Doing it in reverse: Dubrovnik to Kotor
The trip works the same way in the other direction, with the same operators, the same Debeli Brijeg / Karasovići crossing and similar fares of €28-33 (checked July 2026 - reconfirm). Buses leave Dubrovnik’s Gruž bus station and set down at Kotor’s main bus station; the scheduled run is again around 1h 50m-2h 30m before the queue.
Two things flip when you go south:
- You cross out of Schengen into Montenegro, so the same passport checks apply - Montenegro is not in the EU, and your EES exit from Croatia is recorded here.

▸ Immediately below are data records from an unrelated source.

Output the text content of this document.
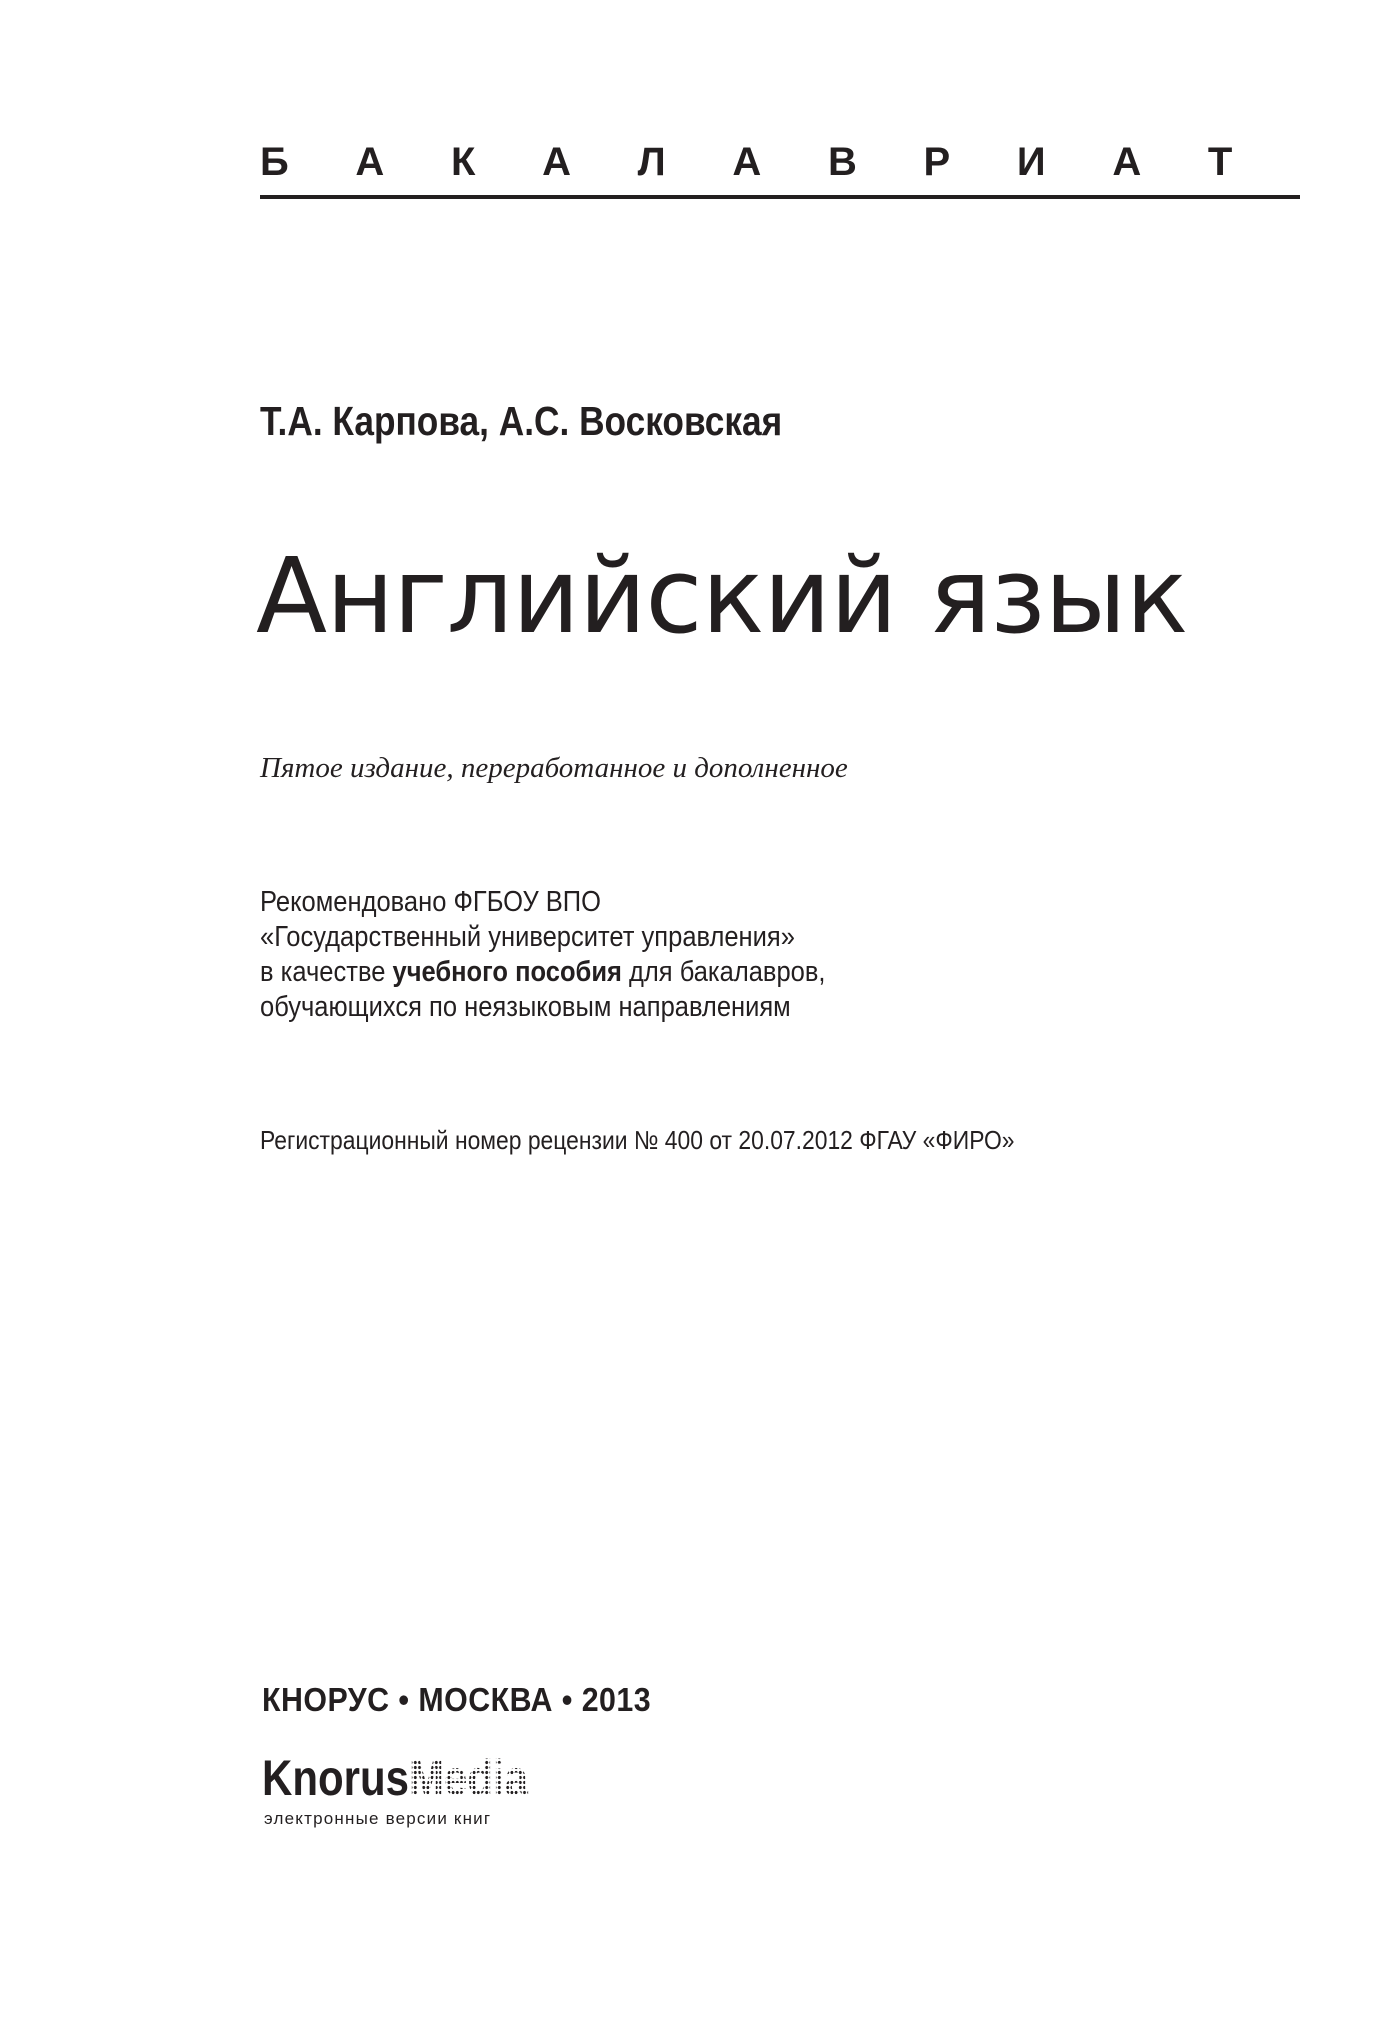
Б      А      К      А      Л      А      В      Р      И      А      Т
Т.А. Карпова, А.С. Восковская
Английский язык
Пятое издание, переработанное и дополненное
Рекомендовано ФГБОУ ВПО
«Государственный университет управления»
в качестве учебного пособия для бакалавров,
обучающихся по неязыковым направлениям
Регистрационный номер рецензии № 400 от 20.07.2012 ФГАУ «ФИРО»
КНОРУС • МОСКВА • 2013
KnorusMedia
электронные версии книг
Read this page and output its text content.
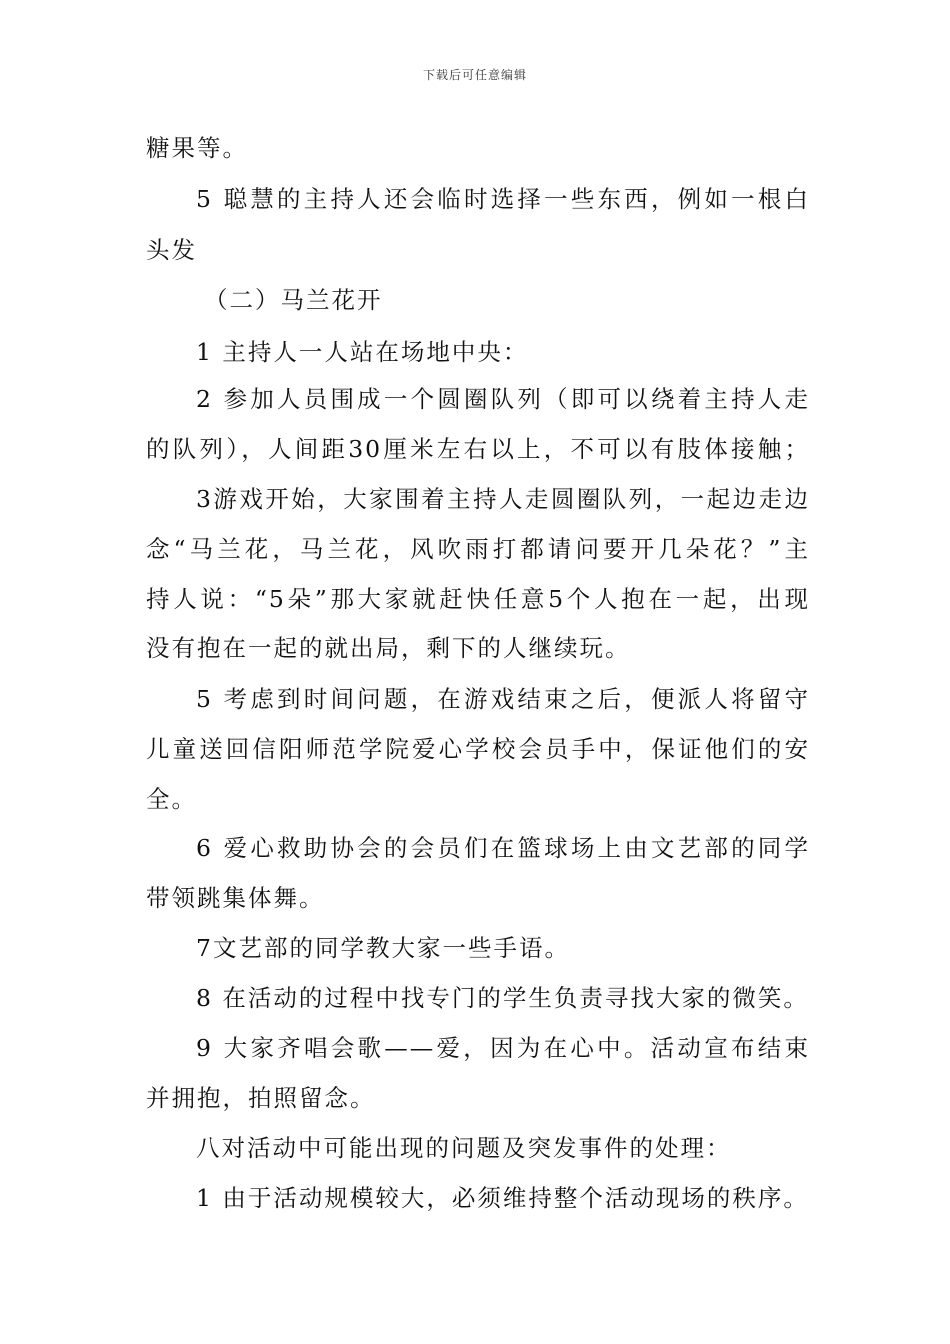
下载后可任意编辑
糖果等。
5 聪慧的主持人还会临时选择一些东西，例如一根白
头发
（二）马兰花开
1 主持人一人站在场地中央：
2 参加人员围成一个圆圈队列（即可以绕着主持人走
的队列），人间距30厘米左右以上，不可以有肢体接触；
3游戏开始，大家围着主持人走圆圈队列，一起边走边
念“马兰花，马兰花，风吹雨打都请问要开几朵花？”主
持人说：“5朵”那大家就赶快任意5个人抱在一起，出现
没有抱在一起的就出局，剩下的人继续玩。
5 考虑到时间问题，在游戏结束之后，便派人将留守
儿童送回信阳师范学院爱心学校会员手中，保证他们的安
全。
6 爱心救助协会的会员们在篮球场上由文艺部的同学
带领跳集体舞。
7文艺部的同学教大家一些手语。
8 在活动的过程中找专门的学生负责寻找大家的微笑。
9 大家齐唱会歌——爱，因为在心中。活动宣布结束
并拥抱，拍照留念。
八对活动中可能出现的问题及突发事件的处理：
1 由于活动规模较大，必须维持整个活动现场的秩序。
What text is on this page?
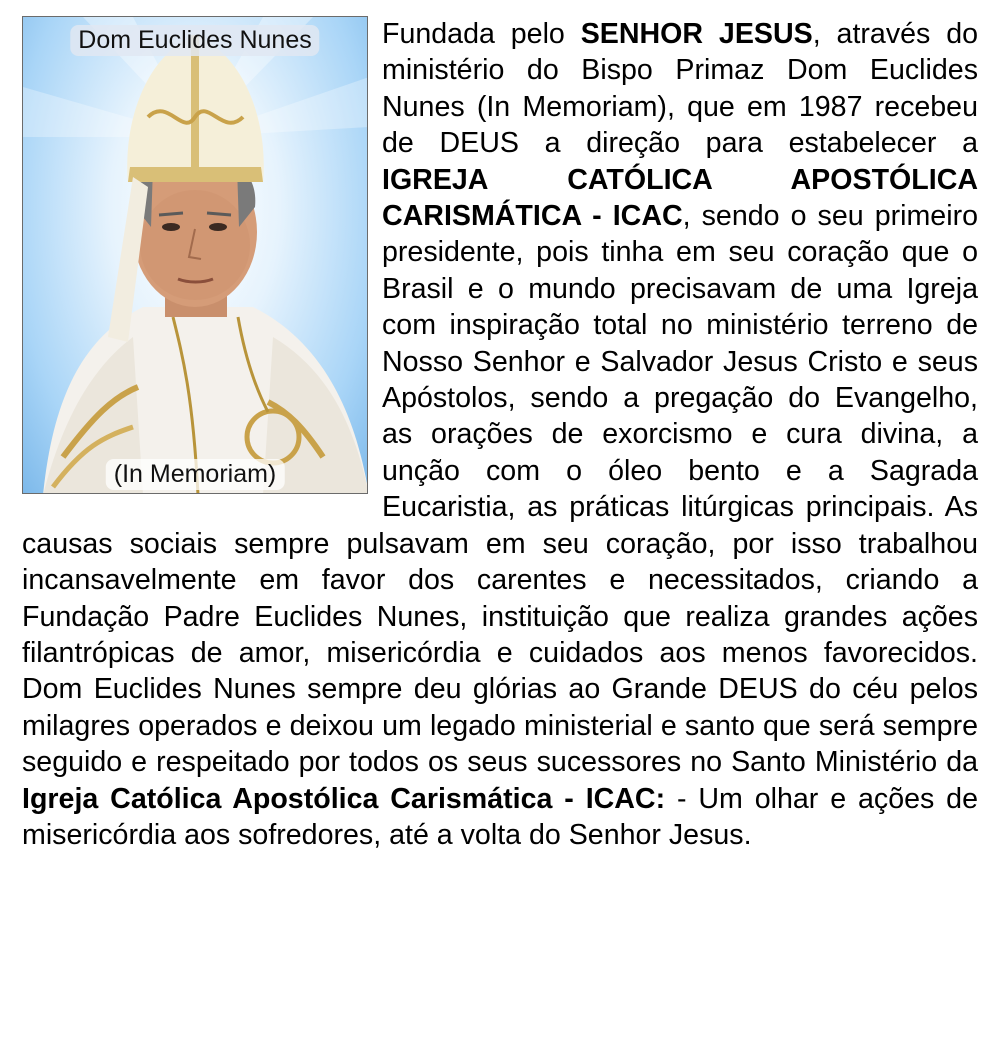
Dom Euclides Nunes
(In Memoriam)

Fundada pelo SENHOR JESUS, através do ministério do Bispo Primaz Dom Euclides Nunes (In Memoriam), que em 1987 recebeu de DEUS a direção para estabelecer a IGREJA CATÓLICA APOSTÓLICA CARISMÁTICA - ICAC, sendo o seu primeiro presidente, pois tinha em seu coração que o Brasil e o mundo precisavam de uma Igreja com inspiração total no ministério terreno de Nosso Senhor e Salvador Jesus Cristo e seus Apóstolos, sendo a pregação do Evangelho, as orações de exorcismo e cura divina, a unção com o óleo bento e a Sagrada Eucaristia, as práticas litúrgicas principais. As causas sociais sempre pulsavam em seu coração, por isso trabalhou incansavelmente em favor dos carentes e necessitados, criando a Fundação Padre Euclides Nunes, instituição que realiza grandes ações filantrópicas de amor, misericórdia e cuidados aos menos favorecidos. Dom Euclides Nunes sempre deu glórias ao Grande DEUS do céu pelos milagres operados e deixou um legado ministerial e santo que será sempre seguido e respeitado por todos os seus sucessores no Santo Ministério da Igreja Católica Apostólica Carismática - ICAC: - Um olhar e ações de misericórdia aos sofredores, até a volta do Senhor Jesus.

- Many people do this as a day trip from Dubrovnik, which means the late-morning buses and the border can be busiest mid-morning; an early start beats the crowd both at the crossing and in Kotor’s old town.
If Kotor is your base, the bus back from Dubrovnik is the simplest option; if Dubrovnik is your base and you only want Kotor for the day, a transfer or organised tour that handles the border can be less stressful than the public bus - our Dubrovnik to Montenegro day trip lays out the timings, the border wait and what you can realistically see. Once you reach the city itself, our Dubrovnik travel guide covers the Old Town walls, the best day trips and where to stay.
Where this fits in your trip
Crossing to Dubrovnik pairs naturally with the rest of your Montenegro travel. For the bigger picture of buses, taxis and ferries around the country, see getting around Montenegro; to plan your time in the bay itself, start with the Kotor guide. Cross early, keep your passport handy, and the border is just a pause in one of the prettiest coastal rides in the Adriatic.